Dvar Torah by Rabbi Zelig Pliskin
The Torah states regarding the preparation for receiving the Torah at Mount Sinai, “And the Israelites encamped there near the mountain” (Exodus 19:2). The Hebrew word for “encamped” is “vayichan.” What is particularly interesting is that “vayichan” is in the singular form; the grammatically correct form would be “vayachanu.” What do we learn from the word “vayichan”?
Rashi, the great commentator, tells us that the singular form is used to tell us that they encamped “as one person with one heart.” From here Rabbi Yeruchem Levovitz commented that we see that love of our fellow man is a prerequisite for accepting the Torah.
Rabbi Yitzchok of Vorki noted that the word “vayichan” besides meaning “encamped” also comes from the word “khain,” which means “finding favor.” That is, the people found favour in the eyes of one another and therefore found favor in the eyes of the Almighty.
When you just see the faults and shortcomings of another person, you become distant from him. However, when you see the good and positive in other people, you become closer to them. This unity is a fundamental requirement for accepting the Torah.
How is this developed? We find in the book Nachal Kidumim that togetherness between people is possible only when there is humility. When the Israelites came to Mount Sinai, which is the symbol of humility, they internalized this attribute.
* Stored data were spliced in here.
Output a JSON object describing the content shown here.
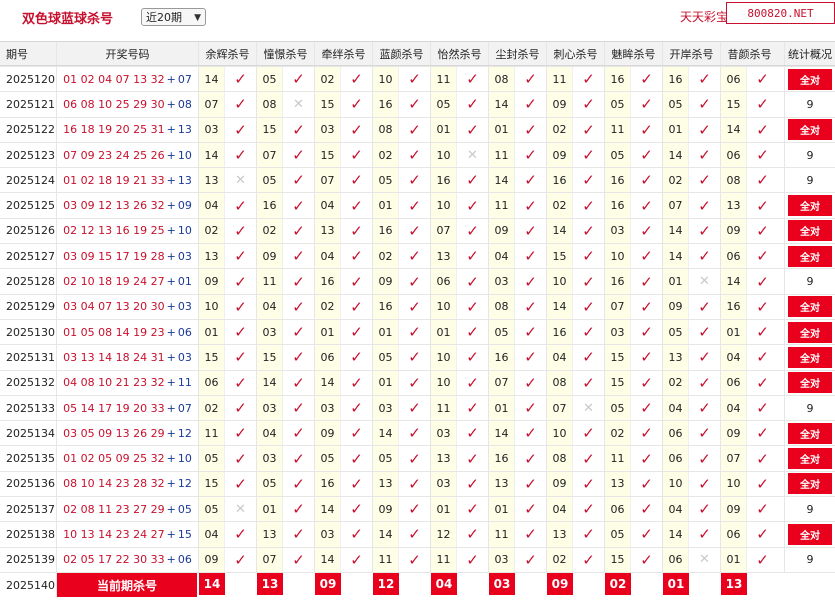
{
  "page_title": "双色球蓝球杀号",
  "range_select": {
    "selected": "近20期"
  },
  "site_name": "天天彩宝贝,",
  "watermark": "800820.NET",
  "headers": {
    "issue": "期号",
    "numbers": "开奖号码",
    "experts": [
      "余辉杀号",
      "憧憬杀号",
      "牵绊杀号",
      "蓝颜杀号",
      "怡然杀号",
      "尘封杀号",
      "刺心杀号",
      "魅眸杀号",
      "开岸杀号",
      "昔颜杀号"
    ],
    "stat": "统计概况"
  },
  "rows": [
    {
      "issue": "2025120",
      "red": "01 02 04 07 13 32",
      "blue": "07",
      "kills": [
        "14",
        "05",
        "02",
        "10",
        "11",
        "08",
        "11",
        "16",
        "16",
        "06"
      ],
      "marks": [
        1,
        1,
        1,
        1,
        1,
        1,
        1,
        1,
        1,
        1
      ],
      "stat": "全对"
    },
    {
      "issue": "2025121",
      "red": "06 08 10 25 29 30",
      "blue": "08",
      "kills": [
        "07",
        "08",
        "15",
        "16",
        "05",
        "14",
        "09",
        "05",
        "05",
        "15"
      ],
      "marks": [
        1,
        0,
        1,
        1,
        1,
        1,
        1,
        1,
        1,
        1
      ],
      "stat": "9"
    },
    {
      "issue": "2025122",
      "red": "16 18 19 20 25 31",
      "blue": "13",
      "kills": [
        "03",
        "15",
        "03",
        "08",
        "01",
        "01",
        "02",
        "11",
        "01",
        "14"
      ],
      "marks": [
        1,
        1,
        1,
        1,
        1,
        1,
        1,
        1,
        1,
        1
      ],
      "stat": "全对"
    },
    {
      "issue": "2025123",
      "red": "07 09 23 24 25 26",
      "blue": "10",
      "kills": [
        "14",
        "07",
        "15",
        "02",
        "10",
        "11",
        "09",
        "05",
        "14",
        "06"
      ],
      "marks": [
        1,
        1,
        1,
        1,
        0,
        1,
        1,
        1,
        1,
        1
      ],
      "stat": "9"
    },
    {
      "issue": "2025124",
      "red": "01 02 18 19 21 33",
      "blue": "13",
      "kills": [
        "13",
        "05",
        "07",
        "05",
        "16",
        "14",
        "16",
        "16",
        "02",
        "08"
      ],
      "marks": [
        0,
        1,
        1,
        1,
        1,
        1,
        1,
        1,
        1,
        1
      ],
      "stat": "9"
    },
    {
      "issue": "2025125",
      "red": "03 09 12 13 26 32",
      "blue": "09",
      "kills": [
        "04",
        "16",
        "04",
        "01",
        "10",
        "11",
        "02",
        "16",
        "07",
        "13"
      ],
      "marks": [
        1,
        1,
        1,
        1,
        1,
        1,
        1,
        1,
        1,
        1
      ],
      "stat": "全对"
    },
    {
      "issue": "2025126",
      "red": "02 12 13 16 19 25",
      "blue": "10",
      "kills": [
        "02",
        "02",
        "13",
        "16",
        "07",
        "09",
        "14",
        "03",
        "14",
        "09"
      ],
      "marks": [
        1,
        1,
        1,
        1,
        1,
        1,
        1,
        1,
        1,
        1
      ],
      "stat": "全对"
    },
    {
      "issue": "2025127",
      "red": "03 09 15 17 19 28",
      "blue": "03",
      "kills": [
        "13",
        "09",
        "04",
        "02",
        "13",
        "04",
        "15",
        "10",
        "14",
        "06"
      ],
      "marks": [
        1,
        1,
        1,
        1,
        1,
        1,
        1,
        1,
        1,
        1
      ],
      "stat": "全对"
    },
    {
      "issue": "2025128",
      "red": "02 10 18 19 24 27",
      "blue": "01",
      "kills": [
        "09",
        "11",
        "16",
        "09",
        "06",
        "03",
        "10",
        "16",
        "01",
        "14"
      ],
      "marks": [
        1,
        1,
        1,
        1,
        1,
        1,
        1,
        1,
        0,
        1
      ],
      "stat": "9"
    },
    {
      "issue": "2025129",
      "red": "03 04 07 13 20 30",
      "blue": "03",
      "kills": [
        "10",
        "04",
        "02",
        "16",
        "10",
        "08",
        "14",
        "07",
        "09",
        "16"
      ],
      "marks": [
        1,
        1,
        1,
        1,
        1,
        1,
        1,
        1,
        1,
        1
      ],
      "stat": "全对"
    },
    {
      "issue": "2025130",
      "red": "01 05 08 14 19 23",
      "blue": "06",
      "kills": [
        "01",
        "03",
        "01",
        "01",
        "01",
        "05",
        "16",
        "03",
        "05",
        "01"
      ],
      "marks": [
        1,
        1,
        1,
        1,
        1,
        1,
        1,
        1,
        1,
        1
      ],
      "stat": "全对"
    },
    {
      "issue": "2025131",
      "red": "03 13 14 18 24 31",
      "blue": "03",
      "kills": [
        "15",
        "15",
        "06",
        "05",
        "10",
        "16",
        "04",
        "15",
        "13",
        "04"
      ],
      "marks": [
        1,
        1,
        1,
        1,
        1,
        1,
        1,
        1,
        1,
        1
      ],
      "stat": "全对"
    },
    {
      "issue": "2025132",
      "red": "04 08 10 21 23 32",
      "blue": "11",
      "kills": [
        "06",
        "14",
        "14",
        "01",
        "10",
        "07",
        "08",
        "15",
        "02",
        "06"
      ],
      "marks": [
        1,
        1,
        1,
        1,
        1,
        1,
        1,
        1,
        1,
        1
      ],
      "stat": "全对"
    },
    {
      "issue": "2025133",
      "red": "05 14 17 19 20 33",
      "blue": "07",
      "kills": [
        "02",
        "03",
        "03",
        "03",
        "11",
        "01",
        "07",
        "05",
        "04",
        "04"
      ],
      "marks": [
        1,
        1,
        1,
        1,
        1,
        1,
        0,
        1,
        1,
        1
      ],
      "stat": "9"
    },
    {
      "issue": "2025134",
      "red": "03 05 09 13 26 29",
      "blue": "12",
      "kills": [
        "11",
        "04",
        "09",
        "14",
        "03",
        "14",
        "10",
        "02",
        "06",
        "09"
      ],
      "marks": [
        1,
        1,
        1,
        1,
        1,
        1,
        1,
        1,
        1,
        1
      ],
      "stat": "全对"
    },
    {
      "issue": "2025135",
      "red": "01 02 05 09 25 32",
      "blue": "10",
      "kills": [
        "05",
        "03",
        "05",
        "05",
        "13",
        "16",
        "08",
        "11",
        "06",
        "07"
      ],
      "marks": [
        1,
        1,
        1,
        1,
        1,
        1,
        1,
        1,
        1,
        1
      ],
      "stat": "全对"
    },
    {
      "issue": "2025136",
      "red": "08 10 14 23 28 32",
      "blue": "12",
      "kills": [
        "15",
        "05",
        "16",
        "13",
        "03",
        "13",
        "09",
        "13",
        "10",
        "10"
      ],
      "marks": [
        1,
        1,
        1,
        1,
        1,
        1,
        1,
        1,
        1,
        1
      ],
      "stat": "全对"
    },
    {
      "issue": "2025137",
      "red": "02 08 11 23 27 29",
      "blue": "05",
      "kills": [
        "05",
        "01",
        "14",
        "09",
        "01",
        "01",
        "04",
        "06",
        "04",
        "09"
      ],
      "marks": [
        0,
        1,
        1,
        1,
        1,
        1,
        1,
        1,
        1,
        1
      ],
      "stat": "9"
    },
    {
      "issue": "2025138",
      "red": "10 13 14 23 24 27",
      "blue": "15",
      "kills": [
        "04",
        "13",
        "03",
        "14",
        "12",
        "11",
        "13",
        "05",
        "14",
        "06"
      ],
      "marks": [
        1,
        1,
        1,
        1,
        1,
        1,
        1,
        1,
        1,
        1
      ],
      "stat": "全对"
    },
    {
      "issue": "2025139",
      "red": "02 05 17 22 30 33",
      "blue": "06",
      "kills": [
        "09",
        "07",
        "14",
        "11",
        "11",
        "03",
        "02",
        "15",
        "06",
        "01"
      ],
      "marks": [
        1,
        1,
        1,
        1,
        1,
        1,
        1,
        1,
        0,
        1
      ],
      "stat": "9"
    }
  ],
  "current": {
    "issue": "2025140",
    "label": "当前期杀号",
    "picks": [
      "14",
      "13",
      "09",
      "12",
      "04",
      "03",
      "09",
      "02",
      "01",
      "13"
    ]
  },
  "colors": {
    "accent": "#c8102e",
    "badge": "#e8001c",
    "blue_ball": "#1a3a9a",
    "kill_bg": "#fefde6"
  }
}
When you have humility, you do not feel a need to gain power over others or feel above them by focusing on their faults. When you have the trait of humility you can allow yourself to see the good in others. The traits of love for others, seeing the good in them, and having humility go hand in hand. By growing in these traits, you make yourself into a more elevated person who is worthy of receiving the Torah.